M?idstream mergers and acquisitions (M&A) activity is off to a robust start in 2011, with 11 announced transactions worth $1.5 billion. This compares to 13 transactions worth $1.2 billion in the same period in 2010 (excluding the $12-billion Williams Partners LP restructuring) and 88 transactions worth $47.4 billion for all of 2010.

Looking forward, the midstream M&A market is likely to be influenced by the following trends: reduced cost of capital for master limited partnerships (MLPs) generally and greater access to both the debt and equity capital markets; high levels of activity from private-equity firms; asset sales or joint ventures by exploration and production (E&P) companies to free up capital to fund drilling; increased competition for assets; and the continuation of MLP-related party transactions, although without the high level of general partner buy-in transactions seen in 2010.

Lower cost of capital

Today, MLPs are enjoying a lower overall cost of capital. Equity yields are down across all subsectors compared to the previous three years, with yields for some MLPs at or near record lows set in 2007. The credit markets are readily available to both investment-grade and high-yield issuers. As such, 2011 should see increased competition for midstream assets.

The overall reduction in MLP cost of equity capital has, to a certain extent, eliminated lower-cost equity as a competitive advantage. That means MLPs with cheaper equity due to one or more factors, including stability of cash flows, a strong sponsor, a dominant market position or large market capitalization, are increasingly relying on synergies to remain competitive. Larger MLPs should be able to use their asset footprint to drive additional synergies, while smaller MLPs will likely focus on in-market consolidation or accept reduced economics to expand into new businesses or geographies.

Private equity

Private-equity firms continue to be active in the midstream sector. Multiple firms raised dedicated midstream funds during the past two or three years and, with the credit markets providing more overall leverage per dollar of equity invested, these firms possess substantial purchasing power. In addition to backing more than 20 management teams primarily focused on smaller packages of assets or greenfield developments, private-equity firms are investing in platform businesses, such as Riverstone Holdings LLC’s recent transaction with USA Compression Holdings, and First Reserve Corp.’s purchase of Quicksilver Gas Services LP’s general partner to form Crestwood Midstream Partners II LLC. In addition, these firms will likely continue to monetize a number of midstream portfolio companies in the M&A market.

E&P rationalization

E&P companies will continue to rationalize midstream assets, and those with large development plans will consider divesting midstream assets or executing midstream joint ventures to fund drilling budgets. A further decline in natural gas prices could accelerate this trend, although not in the high-growth areas where producers believe it is critical to control midstream assets to avoid delays in executing their upstream strategies. E&P companies that have built sizeable midstream operations may also opt to follow the likes of Williams, Quicksilver and Chesapeake Energy Corp. and form their own midstream MLPs.

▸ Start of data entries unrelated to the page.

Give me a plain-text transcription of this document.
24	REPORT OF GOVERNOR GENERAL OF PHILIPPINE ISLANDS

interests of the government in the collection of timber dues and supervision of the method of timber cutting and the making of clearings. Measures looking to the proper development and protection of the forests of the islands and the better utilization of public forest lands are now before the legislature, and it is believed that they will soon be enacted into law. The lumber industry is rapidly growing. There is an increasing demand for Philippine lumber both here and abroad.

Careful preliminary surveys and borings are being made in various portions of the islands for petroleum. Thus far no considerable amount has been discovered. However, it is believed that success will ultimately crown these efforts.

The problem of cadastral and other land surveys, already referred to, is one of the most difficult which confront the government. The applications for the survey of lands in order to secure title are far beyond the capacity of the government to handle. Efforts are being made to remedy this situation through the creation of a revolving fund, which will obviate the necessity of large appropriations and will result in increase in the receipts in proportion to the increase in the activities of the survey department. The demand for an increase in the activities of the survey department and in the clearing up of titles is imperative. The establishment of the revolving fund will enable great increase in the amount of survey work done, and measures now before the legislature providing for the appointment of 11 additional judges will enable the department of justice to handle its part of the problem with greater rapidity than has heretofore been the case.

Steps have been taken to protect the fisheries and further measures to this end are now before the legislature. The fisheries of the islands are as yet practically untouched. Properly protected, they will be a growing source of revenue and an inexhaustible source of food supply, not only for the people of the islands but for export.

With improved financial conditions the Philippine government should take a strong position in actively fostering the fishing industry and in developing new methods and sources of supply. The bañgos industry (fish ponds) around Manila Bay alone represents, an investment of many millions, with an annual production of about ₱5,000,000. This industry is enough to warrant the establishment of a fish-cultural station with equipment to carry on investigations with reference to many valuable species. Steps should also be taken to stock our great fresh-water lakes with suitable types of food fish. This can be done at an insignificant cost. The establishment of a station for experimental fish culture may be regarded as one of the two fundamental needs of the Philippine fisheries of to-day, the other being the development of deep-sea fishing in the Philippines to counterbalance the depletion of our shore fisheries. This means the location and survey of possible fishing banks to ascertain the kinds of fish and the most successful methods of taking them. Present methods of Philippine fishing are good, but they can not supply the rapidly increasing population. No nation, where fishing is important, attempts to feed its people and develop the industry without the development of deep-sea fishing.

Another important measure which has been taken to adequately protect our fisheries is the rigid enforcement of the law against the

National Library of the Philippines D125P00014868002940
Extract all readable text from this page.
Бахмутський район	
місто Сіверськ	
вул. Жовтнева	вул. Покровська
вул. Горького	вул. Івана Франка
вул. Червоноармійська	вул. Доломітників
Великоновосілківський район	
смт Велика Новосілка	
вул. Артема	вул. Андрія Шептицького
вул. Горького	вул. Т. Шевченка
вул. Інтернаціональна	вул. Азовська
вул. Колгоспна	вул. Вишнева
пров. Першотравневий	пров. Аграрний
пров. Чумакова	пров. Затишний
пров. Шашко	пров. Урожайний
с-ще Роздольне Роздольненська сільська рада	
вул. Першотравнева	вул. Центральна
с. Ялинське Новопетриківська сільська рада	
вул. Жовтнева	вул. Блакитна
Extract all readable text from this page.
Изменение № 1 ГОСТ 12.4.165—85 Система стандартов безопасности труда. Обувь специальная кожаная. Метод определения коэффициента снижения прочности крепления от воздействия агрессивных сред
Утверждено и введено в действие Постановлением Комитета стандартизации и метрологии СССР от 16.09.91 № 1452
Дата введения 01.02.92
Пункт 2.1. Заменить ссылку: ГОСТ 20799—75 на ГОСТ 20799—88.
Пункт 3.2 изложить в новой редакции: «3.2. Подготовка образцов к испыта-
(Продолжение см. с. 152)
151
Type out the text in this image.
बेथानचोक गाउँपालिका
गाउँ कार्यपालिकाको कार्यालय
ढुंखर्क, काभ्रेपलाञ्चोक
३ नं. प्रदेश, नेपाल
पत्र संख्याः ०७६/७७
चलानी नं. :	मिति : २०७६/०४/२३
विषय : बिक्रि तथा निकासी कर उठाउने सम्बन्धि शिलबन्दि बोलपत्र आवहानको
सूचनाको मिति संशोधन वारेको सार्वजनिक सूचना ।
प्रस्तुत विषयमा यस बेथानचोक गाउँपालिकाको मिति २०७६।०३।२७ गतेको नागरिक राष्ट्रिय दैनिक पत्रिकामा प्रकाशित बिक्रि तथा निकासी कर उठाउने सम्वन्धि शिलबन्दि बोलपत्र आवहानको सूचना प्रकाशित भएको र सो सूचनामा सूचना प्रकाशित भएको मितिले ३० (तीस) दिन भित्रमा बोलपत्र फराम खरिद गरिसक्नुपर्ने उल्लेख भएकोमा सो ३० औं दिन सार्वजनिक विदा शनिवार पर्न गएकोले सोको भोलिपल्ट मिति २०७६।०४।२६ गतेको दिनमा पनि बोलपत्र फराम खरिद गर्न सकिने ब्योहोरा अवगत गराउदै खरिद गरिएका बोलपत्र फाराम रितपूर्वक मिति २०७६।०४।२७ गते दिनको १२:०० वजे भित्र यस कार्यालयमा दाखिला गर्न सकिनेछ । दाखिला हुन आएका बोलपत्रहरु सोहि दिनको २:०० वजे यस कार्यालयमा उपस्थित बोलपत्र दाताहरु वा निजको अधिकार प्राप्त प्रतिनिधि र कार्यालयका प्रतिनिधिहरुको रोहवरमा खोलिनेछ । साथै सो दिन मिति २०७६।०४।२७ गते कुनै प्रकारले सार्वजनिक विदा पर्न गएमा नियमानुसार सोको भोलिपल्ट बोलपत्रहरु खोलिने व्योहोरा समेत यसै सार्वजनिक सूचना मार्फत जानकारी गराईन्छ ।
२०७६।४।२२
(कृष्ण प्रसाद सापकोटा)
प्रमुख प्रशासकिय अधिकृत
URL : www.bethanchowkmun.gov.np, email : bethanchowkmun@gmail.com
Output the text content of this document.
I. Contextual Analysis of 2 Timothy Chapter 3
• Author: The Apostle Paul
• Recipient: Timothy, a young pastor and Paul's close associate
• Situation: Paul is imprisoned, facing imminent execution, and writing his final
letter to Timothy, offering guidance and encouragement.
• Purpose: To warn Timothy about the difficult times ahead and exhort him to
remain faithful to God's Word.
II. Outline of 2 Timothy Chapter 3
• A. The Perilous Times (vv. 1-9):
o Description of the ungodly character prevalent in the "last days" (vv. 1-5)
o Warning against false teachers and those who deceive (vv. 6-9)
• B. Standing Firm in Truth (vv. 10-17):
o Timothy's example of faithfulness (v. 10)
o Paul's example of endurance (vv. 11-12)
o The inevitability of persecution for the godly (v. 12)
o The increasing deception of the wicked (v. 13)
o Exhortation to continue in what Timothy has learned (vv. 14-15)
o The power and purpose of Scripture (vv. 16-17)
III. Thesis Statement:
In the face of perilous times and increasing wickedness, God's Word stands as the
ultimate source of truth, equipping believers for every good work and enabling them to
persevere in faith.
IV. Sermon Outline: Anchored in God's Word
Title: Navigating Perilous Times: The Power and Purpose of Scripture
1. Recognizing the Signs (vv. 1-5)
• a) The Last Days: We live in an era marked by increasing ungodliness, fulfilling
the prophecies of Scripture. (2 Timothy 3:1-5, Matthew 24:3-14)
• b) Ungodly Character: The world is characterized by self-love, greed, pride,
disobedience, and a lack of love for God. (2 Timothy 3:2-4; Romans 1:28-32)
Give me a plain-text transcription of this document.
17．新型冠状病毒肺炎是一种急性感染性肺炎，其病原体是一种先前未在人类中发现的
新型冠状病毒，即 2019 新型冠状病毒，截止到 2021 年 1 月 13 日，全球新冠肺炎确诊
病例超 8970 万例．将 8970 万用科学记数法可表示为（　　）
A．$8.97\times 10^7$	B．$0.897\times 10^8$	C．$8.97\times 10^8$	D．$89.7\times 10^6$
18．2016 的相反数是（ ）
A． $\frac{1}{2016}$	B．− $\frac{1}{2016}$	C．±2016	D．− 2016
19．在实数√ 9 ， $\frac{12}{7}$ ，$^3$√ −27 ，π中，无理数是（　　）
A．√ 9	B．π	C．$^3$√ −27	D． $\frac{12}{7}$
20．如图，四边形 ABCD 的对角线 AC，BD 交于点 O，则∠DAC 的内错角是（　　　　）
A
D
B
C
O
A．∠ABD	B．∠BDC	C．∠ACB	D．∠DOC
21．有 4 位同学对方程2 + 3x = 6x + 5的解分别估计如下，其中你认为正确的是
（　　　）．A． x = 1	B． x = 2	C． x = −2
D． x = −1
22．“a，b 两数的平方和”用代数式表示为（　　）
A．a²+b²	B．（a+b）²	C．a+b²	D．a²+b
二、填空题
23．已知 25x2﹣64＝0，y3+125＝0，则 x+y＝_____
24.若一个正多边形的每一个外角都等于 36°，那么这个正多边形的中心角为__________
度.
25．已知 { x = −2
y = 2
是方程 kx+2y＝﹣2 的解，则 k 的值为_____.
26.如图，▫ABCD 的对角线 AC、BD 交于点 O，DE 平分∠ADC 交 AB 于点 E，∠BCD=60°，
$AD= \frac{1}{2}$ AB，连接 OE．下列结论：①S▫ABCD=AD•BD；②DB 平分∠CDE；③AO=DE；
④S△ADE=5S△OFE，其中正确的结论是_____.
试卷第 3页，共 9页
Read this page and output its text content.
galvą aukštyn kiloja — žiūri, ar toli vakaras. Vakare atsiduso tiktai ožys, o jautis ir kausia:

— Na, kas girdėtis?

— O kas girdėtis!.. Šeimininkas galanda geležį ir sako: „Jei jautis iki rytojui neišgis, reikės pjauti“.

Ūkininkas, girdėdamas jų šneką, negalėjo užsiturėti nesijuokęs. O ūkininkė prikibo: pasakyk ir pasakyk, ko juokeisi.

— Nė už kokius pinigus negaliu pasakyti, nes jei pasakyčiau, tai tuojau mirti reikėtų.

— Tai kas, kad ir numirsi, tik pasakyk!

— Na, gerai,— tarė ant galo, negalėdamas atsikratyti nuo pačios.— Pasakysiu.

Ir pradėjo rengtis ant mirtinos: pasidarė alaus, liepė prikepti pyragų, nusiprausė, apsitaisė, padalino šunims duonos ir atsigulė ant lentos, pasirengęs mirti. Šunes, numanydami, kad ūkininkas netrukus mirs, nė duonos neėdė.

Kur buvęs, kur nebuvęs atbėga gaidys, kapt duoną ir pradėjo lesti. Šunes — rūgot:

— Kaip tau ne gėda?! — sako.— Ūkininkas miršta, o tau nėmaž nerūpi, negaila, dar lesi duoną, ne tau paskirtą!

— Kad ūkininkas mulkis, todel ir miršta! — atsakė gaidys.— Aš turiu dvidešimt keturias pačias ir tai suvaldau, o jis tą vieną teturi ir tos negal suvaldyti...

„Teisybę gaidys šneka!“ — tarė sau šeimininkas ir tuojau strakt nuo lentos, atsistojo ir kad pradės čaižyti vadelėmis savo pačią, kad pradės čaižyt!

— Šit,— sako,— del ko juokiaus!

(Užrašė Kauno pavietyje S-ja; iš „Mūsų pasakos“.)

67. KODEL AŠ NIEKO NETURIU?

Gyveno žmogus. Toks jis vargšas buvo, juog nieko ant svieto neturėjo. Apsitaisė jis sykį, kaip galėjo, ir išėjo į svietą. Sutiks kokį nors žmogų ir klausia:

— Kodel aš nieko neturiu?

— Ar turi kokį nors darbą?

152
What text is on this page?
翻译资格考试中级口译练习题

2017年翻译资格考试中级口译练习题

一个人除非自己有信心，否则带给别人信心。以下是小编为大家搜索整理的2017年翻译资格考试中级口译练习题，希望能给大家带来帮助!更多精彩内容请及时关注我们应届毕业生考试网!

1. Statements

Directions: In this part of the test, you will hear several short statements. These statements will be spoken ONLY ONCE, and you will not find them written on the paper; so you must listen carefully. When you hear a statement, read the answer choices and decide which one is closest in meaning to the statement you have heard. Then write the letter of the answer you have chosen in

NGLs, gas storage and refined products

With producers focusing on liquids-rich natural gas production, midstream companies will continue to pursue NGL transportation, fractionation and storage assets. Given recent successful natural gas storage MLP IPOs and the ensuing multiples paid for storage assets in the M&A market, despite deteriorating underlying economics, a number of storage assets will likely be monetized in 2011 at high valuations. Given their stability of cash flows and relative scarcity, refined products pipeline and storage assets will continue to receive high valuations.

Related-party transactions

Finally, drop-down transactions from sponsors such as Anadarko Petroleum Corp., Chesapeake, DCP Midstream LLC, El Paso Corp. and Spectra Energy Corp. to their respective MLPs will continue, but overall activity will likely be down compared to 2010 in terms of total dollar volume. This reduction in volume will be driven primarily by an expected reduction in general partner buy-in transactions, which accounted for $14.8 billion of activity in 2010. In addition, although Enterprise Products Partners LP recently offered to acquire the 42% of Duncan Energy Partners LP it does not already own, the total value of such transactions will likely not match 2010, when the Williams Partners restructuring alone accounted for $12 billion of the total dollar volume.